Бурят (СИ) - Номен Квинтус
Шрифт:
Интервал:
Закладка:
— С этой точки зрения понятно, но ведь у него действительно в Монголии столько получилось полезного сделать, что мысль о непогрешимости…
— А, вы про это? Я тоже много об этом думал, потом с людьми разными поговорил. Не знаю, верны ли мои выводы, но мне кажется что он непогрешим просто потому, что вообще ничего не делает. Ведь кто ничего не делает, то и ошибок наделать не может?
— Как это — ничего не делает?
— А вот так. Я вам пример приведу… не как на самом деле было, а как я себе представил. Вот бродил он много лет в монгольских степях, горах и пустынях, ничего не знал, что в стране родной творится…
— А бродил ли?
— Вот в этом сомнений ни у кого нет: он тамошние земли так знает, как может знать разве что проживший в тех краях минимум лет десять геолог. Я у товарища Карпинского спрашивал, как скоро месторождения найти возможно… в общем, лет десять, а то и больше, он там бродил и в земле ковырялся, внимания не обращая на то, что в мире творится. А затем к людям вышел, почувствовал, что дела идут в России как-то странно… у бурятов порасспрашивал что и как… а затем поинтересовался: — А вам что, все это нравится?
Буряты ему отвечают: — Нет не нравится. Мы бы вообще всех этих иностранцев поубивали бы.
А он интересуется: — а почему не убиваете? У вас оружия не хватает или врагов слишком много?
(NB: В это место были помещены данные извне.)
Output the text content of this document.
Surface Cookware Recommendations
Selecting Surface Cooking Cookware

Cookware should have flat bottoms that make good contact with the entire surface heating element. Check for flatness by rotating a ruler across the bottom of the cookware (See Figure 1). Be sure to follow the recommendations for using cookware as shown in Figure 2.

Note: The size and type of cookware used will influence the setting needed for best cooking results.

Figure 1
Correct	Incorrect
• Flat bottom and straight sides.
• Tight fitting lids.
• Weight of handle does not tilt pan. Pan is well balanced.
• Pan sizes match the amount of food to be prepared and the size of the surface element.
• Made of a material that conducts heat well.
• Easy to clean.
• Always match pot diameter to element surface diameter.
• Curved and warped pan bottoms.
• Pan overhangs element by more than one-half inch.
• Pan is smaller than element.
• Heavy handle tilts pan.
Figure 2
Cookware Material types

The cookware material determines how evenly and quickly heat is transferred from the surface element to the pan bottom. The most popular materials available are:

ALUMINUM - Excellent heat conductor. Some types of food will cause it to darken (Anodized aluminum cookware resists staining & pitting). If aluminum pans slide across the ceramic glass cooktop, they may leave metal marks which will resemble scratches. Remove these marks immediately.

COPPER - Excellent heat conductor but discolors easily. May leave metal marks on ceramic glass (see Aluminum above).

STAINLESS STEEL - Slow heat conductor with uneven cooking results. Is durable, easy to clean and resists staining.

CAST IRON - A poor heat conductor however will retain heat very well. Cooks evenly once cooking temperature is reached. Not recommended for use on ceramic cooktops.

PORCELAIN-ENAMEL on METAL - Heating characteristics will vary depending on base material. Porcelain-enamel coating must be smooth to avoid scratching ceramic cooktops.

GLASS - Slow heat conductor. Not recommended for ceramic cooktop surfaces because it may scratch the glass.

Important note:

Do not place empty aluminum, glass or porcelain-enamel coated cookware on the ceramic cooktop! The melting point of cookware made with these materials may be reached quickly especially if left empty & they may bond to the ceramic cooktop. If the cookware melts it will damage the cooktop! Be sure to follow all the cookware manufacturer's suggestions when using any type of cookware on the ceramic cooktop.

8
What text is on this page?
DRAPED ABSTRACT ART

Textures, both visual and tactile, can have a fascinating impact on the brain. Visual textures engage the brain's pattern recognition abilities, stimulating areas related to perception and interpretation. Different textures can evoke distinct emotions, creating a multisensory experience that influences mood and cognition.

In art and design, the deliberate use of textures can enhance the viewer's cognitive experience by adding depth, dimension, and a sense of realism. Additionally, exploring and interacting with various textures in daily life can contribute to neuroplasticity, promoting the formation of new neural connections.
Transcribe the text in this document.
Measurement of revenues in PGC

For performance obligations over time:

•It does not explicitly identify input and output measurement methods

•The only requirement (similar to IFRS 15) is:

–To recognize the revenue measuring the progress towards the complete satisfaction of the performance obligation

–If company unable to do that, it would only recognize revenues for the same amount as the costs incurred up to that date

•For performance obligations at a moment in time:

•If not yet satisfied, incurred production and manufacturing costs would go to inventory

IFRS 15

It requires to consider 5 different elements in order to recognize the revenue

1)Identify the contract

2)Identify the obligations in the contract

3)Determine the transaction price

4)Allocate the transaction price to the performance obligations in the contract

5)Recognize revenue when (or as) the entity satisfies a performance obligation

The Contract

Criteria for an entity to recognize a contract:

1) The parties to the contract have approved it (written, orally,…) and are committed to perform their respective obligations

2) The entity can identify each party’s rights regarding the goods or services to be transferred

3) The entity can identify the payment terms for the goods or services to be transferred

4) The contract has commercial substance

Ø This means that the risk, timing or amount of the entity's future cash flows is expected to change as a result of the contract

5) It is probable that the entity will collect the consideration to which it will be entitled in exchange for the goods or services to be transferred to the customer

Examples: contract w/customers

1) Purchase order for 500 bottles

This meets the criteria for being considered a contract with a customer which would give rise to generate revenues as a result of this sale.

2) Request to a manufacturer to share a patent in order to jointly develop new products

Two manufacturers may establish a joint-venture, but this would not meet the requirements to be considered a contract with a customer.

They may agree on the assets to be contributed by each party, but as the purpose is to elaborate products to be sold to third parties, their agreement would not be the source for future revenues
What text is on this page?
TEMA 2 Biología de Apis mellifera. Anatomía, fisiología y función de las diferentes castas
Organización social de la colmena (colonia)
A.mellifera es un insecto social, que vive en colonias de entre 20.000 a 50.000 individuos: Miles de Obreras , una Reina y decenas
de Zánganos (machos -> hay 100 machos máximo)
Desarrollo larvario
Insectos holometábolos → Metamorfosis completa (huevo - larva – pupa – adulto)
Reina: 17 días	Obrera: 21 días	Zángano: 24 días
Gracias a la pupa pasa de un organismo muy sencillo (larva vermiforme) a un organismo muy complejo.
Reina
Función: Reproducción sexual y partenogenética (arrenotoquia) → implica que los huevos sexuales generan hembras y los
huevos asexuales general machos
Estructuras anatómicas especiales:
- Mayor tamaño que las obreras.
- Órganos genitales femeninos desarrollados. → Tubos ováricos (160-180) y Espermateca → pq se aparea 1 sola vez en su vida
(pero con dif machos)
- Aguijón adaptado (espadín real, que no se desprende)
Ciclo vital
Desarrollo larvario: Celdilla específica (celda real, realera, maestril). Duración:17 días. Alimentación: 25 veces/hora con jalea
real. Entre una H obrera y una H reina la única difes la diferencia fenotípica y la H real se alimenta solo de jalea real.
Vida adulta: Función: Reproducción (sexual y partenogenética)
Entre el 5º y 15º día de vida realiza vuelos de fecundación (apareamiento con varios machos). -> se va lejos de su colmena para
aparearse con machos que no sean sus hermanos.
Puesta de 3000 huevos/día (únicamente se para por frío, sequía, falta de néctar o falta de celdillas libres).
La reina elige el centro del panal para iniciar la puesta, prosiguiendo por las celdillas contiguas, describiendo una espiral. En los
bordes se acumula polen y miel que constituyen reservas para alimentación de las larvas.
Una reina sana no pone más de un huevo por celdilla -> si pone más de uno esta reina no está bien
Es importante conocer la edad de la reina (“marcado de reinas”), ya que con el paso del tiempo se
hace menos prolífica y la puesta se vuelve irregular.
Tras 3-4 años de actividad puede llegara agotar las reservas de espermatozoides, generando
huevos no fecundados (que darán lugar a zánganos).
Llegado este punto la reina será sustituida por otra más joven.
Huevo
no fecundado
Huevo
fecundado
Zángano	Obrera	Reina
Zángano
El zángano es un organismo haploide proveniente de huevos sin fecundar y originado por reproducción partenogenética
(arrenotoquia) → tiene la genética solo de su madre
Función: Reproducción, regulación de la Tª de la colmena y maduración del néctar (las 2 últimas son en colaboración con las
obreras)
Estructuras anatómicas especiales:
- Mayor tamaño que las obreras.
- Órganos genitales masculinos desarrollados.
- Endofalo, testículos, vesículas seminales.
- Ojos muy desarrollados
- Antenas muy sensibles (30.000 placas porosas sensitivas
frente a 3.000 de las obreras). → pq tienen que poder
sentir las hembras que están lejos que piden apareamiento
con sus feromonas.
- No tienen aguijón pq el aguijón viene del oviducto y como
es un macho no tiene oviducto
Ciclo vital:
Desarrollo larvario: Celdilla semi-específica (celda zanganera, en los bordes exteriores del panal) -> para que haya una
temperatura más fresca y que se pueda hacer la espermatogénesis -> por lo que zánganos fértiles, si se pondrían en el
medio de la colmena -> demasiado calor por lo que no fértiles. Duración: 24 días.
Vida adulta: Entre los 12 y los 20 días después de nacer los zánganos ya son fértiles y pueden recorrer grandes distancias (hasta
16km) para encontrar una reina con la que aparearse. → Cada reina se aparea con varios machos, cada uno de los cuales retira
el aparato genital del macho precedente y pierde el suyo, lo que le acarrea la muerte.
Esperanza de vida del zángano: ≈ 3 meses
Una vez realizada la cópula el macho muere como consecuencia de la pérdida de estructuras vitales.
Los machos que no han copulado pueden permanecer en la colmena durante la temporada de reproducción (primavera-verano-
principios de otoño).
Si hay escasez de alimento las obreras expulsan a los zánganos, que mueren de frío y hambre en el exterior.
Буряты в ответ: — а нет у нас вождя, который народ поднял бы и на врага повел!
А Николай Павлович им в ответ: — Ладно, я вождем буду. Идите и врага поубивайте, — после чего поднялись буряты и поубивали всех, до кого дотянулись. Потом, когда бурятская армия дала ему силу, он просто стал на должности назначать людей, нужную работу делать любящих и умеющих. И так во всем: он просто смотрит, что люди делать хотят — и если дела эти на пользу России, то он говорит: идите и делайте, ибо это мой приказ. А еще он не дает другим мешать тем, кто на пользу России работает. И опять: не сам не дает. Того же Малинина он почему главным в МВД поставил: жандарм порядок наводил. Ведь его когда-то Деникин направил к Колчаку за порядком следить, и товарищ Малинин на месяц там полицию организовал, причем для защиты простых людей от произвола военных. Вот товарищ Бурят и ему сказал: теперь в Забайкалье порядок наводи — а что порядком считать, сам же и определил. Товарищу Кузнецову задачи поставил — потому что у того люди были, но не знали они, как правильно силы свои приложить…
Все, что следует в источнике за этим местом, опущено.